Publicado em 1 de outubro de 2019 às 05:00

- Atualizado há um ano

. Crédito: Foto: Gildo Lima/Arquivo CORREIO

A divisão de base do Santos teve grande importância para o Bahia na década de 1970. Ficou confuso? Tem explicação. Das categorias inferiores do Peixe saíram jogadores que fizeram história com a camisa tricolor. Atletas como Elizeu, Douglas e Picolé contribuíram para o Bahia conquistar o inédito heptacampeonato baiano. Não foi diferente com um tal Fito. 

Adolfo José Lima Neves, ou simplesmente Fito, nasceu em Tremembé, interior de São Paulo. Ainda criança teve um talento reconhecido: o forte chute. Ao perceber a característica que o garoto possuía, seu tio, Carlos Paredão, passou a incentivá-lo a treinar chutes de longa distância. A insistência deu certo e da pequena Tremembé o próximo passo foi rumo ao Santos. 

A perda do título baiano de 1972 - que seria um tricampeonato -, para o rival Vitória deixou sequelas no Bahia. Era hora de mudar as coisas. O encarregado de reformular a equipe foi ninguém menos que Evaristo de Macedo. Aos 39 anos, Mestre Evaristo, como ficaria conhecido tempos depois, desembarcava em Salvador para a sua primeira passagem pelo tricolor. 
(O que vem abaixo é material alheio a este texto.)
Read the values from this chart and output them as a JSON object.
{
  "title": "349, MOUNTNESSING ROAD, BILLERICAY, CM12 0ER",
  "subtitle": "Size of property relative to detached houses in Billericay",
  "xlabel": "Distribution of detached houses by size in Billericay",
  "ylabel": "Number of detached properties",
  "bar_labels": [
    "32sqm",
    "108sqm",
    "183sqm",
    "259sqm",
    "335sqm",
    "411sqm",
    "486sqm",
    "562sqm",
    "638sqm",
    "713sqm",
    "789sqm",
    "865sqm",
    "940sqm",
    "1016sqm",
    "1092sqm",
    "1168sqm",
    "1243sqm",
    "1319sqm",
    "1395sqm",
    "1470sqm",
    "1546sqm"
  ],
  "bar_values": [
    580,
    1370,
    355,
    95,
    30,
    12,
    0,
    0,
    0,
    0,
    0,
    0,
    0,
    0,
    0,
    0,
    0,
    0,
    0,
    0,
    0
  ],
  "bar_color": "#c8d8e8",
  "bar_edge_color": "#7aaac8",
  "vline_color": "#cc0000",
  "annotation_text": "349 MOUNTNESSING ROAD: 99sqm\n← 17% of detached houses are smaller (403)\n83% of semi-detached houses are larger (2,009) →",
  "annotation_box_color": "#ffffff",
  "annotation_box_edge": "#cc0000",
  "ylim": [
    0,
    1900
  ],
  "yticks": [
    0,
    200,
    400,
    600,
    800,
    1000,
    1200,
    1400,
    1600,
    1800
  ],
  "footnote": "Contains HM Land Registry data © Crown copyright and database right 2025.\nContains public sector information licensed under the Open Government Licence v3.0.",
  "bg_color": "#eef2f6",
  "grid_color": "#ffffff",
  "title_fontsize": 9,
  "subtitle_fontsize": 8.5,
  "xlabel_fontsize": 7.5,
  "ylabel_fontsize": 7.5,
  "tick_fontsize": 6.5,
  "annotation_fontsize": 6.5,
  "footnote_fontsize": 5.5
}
Em busca de um meia, Fito caiu como uma luva para o Esquadrão. Ele estava de saída do Santos, que contava com muitos craques, mas estava acertado com o Coritiba. O então diretor de futebol Paulo Maracajá entrou em ação. Colocou em prática e seu poder de negociação e, no início de 1973, Fito seguia os passos do ex-companheiro Douglas e chegava ao Bahia para fazer história.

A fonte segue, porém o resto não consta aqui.